Amid an astonishing rally from the coronavirus induced lows last March, the Real Estate sector has largely been left behind. The group is still 8% below it’s pre-pandemic highs, and on a relative basis has fallen to its lowest level vs. the index since 2009.
It’s hard to think of a worse time for U.S. Real Estate than the years surrounding the Great Financial Crisis. Needless to say, it’s a time and price level that hold meaning. If there was ever a time for this sector to outperform on a relative basis, it would make a lot sense for that outperformance time start here, at the 2009 lows. Granted, this is a sector mired in a long-term downtrend. We need to be careful when looking for reversals since, by definition, trends are more likely to continue in their existing direction than reverse. Still, this is likely a level that prices respect. Real Estate could easily keep pace with the broader stock market index, or even outperform it, for a year or more without changing the longer-term downtrend. They’ve done so more than once over the last 15 years.
At the same time, the sector on an absolute basis just managed to reach it’s highest level since the March lows. Resistance near $240 had been trouble since it was first reached in June 2020, and prices consolidated below it for 6 months. But the action in early February was enough to finally break through the overhead supply. A few more days of strength and momentum could reach bullish overbought territory.
A handful of breakouts in Real Estate sector sub-industries have fueled the recent strength. The Real Estate Services sub-industry just hit new all-time highs. Prices in 2020 were rejected at $500, the 261.8% extension from the 2008-2009 decline. With that level now acting as support, the next key overhead extension lies near $700.
Residential REITs rallied above a key level, too. The area near $190 first became resistance in 2017, and gave the group trouble again in 2020. Following the breakout, with momentum in a bullish range, the 2019 highs are in focus.

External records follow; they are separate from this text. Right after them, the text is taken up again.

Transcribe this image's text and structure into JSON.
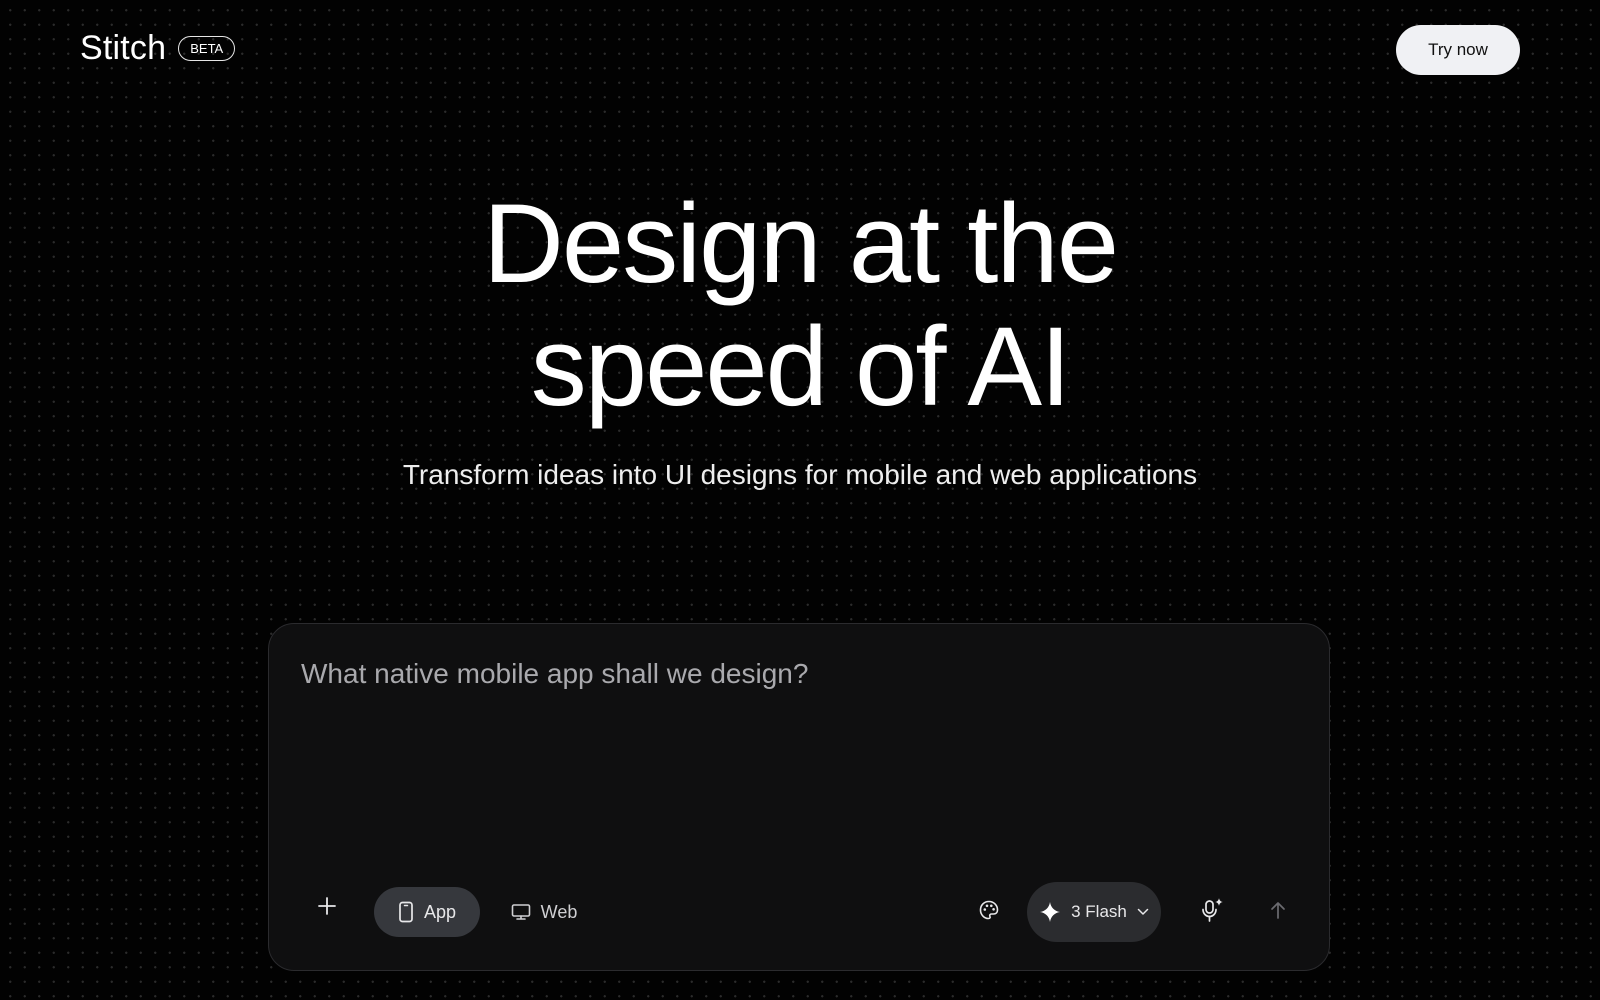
{
  "header": {
    "brand_name": "Stitch",
    "badge": "BETA",
    "cta_label": "Try now"
  },
  "hero": {
    "title_line1": "Design at the",
    "title_line2": "speed of AI",
    "subtitle": "Transform ideas into UI designs for mobile and web applications"
  },
  "composer": {
    "placeholder": "What native mobile app shall we design?",
    "value": "",
    "toggle": {
      "selected": "App",
      "options": [
        {
          "label": "App",
          "icon": "smartphone-icon"
        },
        {
          "label": "Web",
          "icon": "monitor-icon"
        }
      ]
    },
    "model_label": "3 Flash",
    "icons": {
      "add": "plus-icon",
      "theme": "palette-icon",
      "model": "sparkle-icon",
      "mic": "mic-sparkle-icon",
      "send": "arrow-up-icon"
    }
  },
  "colors": {
    "background": "#020202",
    "composer_bg": "#0f0f10",
    "cta_bg": "#f0f1f4",
    "toggle_selected_bg": "#36383d",
    "model_bg": "#2b2c2f"
  }
}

Retail REITs have been among the weakest sub-industries in recent years, having trended lower since 2016, but this month they’re among the leaders. Momentum is in a bullish range, and support is clearly defined. That should set them up to challenge the 2008 highs near $110.
The Industrial REITs, on the other hand, have been among the strongest sub-industries. They’re in a multi-year uptrend, and completely recovered from the pandemic before the end of June. Prices have subsequently been stuck below $95, which also happens to be the 2008 all-time high. If the sector continues higher, Industrial REITs will almost certainly be breaking out.
We can likely say the same about Specialized REITs. This group led its peers for most of the last decade and quickly recovered from last spring’s selloff, but they’ve failed to make progress over the last few months. Clearing resistance at $300 will be key to reclaiming a leadership role.
The Office REITs have not been leaders in any environment over the past 5 years. They’re stuck below $155, a level that acted as support from 2015-2019, and then as resistance over the last 12 months. Laggards tend to lag. It shouldn’t surprise us to see the weakest groups struggle to move higher.
But Office REITs may provide a clue as to whether the Real Estate sector can rally from its 2009 relative lows. If Office REITs fail to absorb overhead supply, then the sector as a whole will struggle to outperform. Alternatively, Office REITs above $155 would be a sign of strength. When even the weakest groups can rally higher, it’s hard to be negative.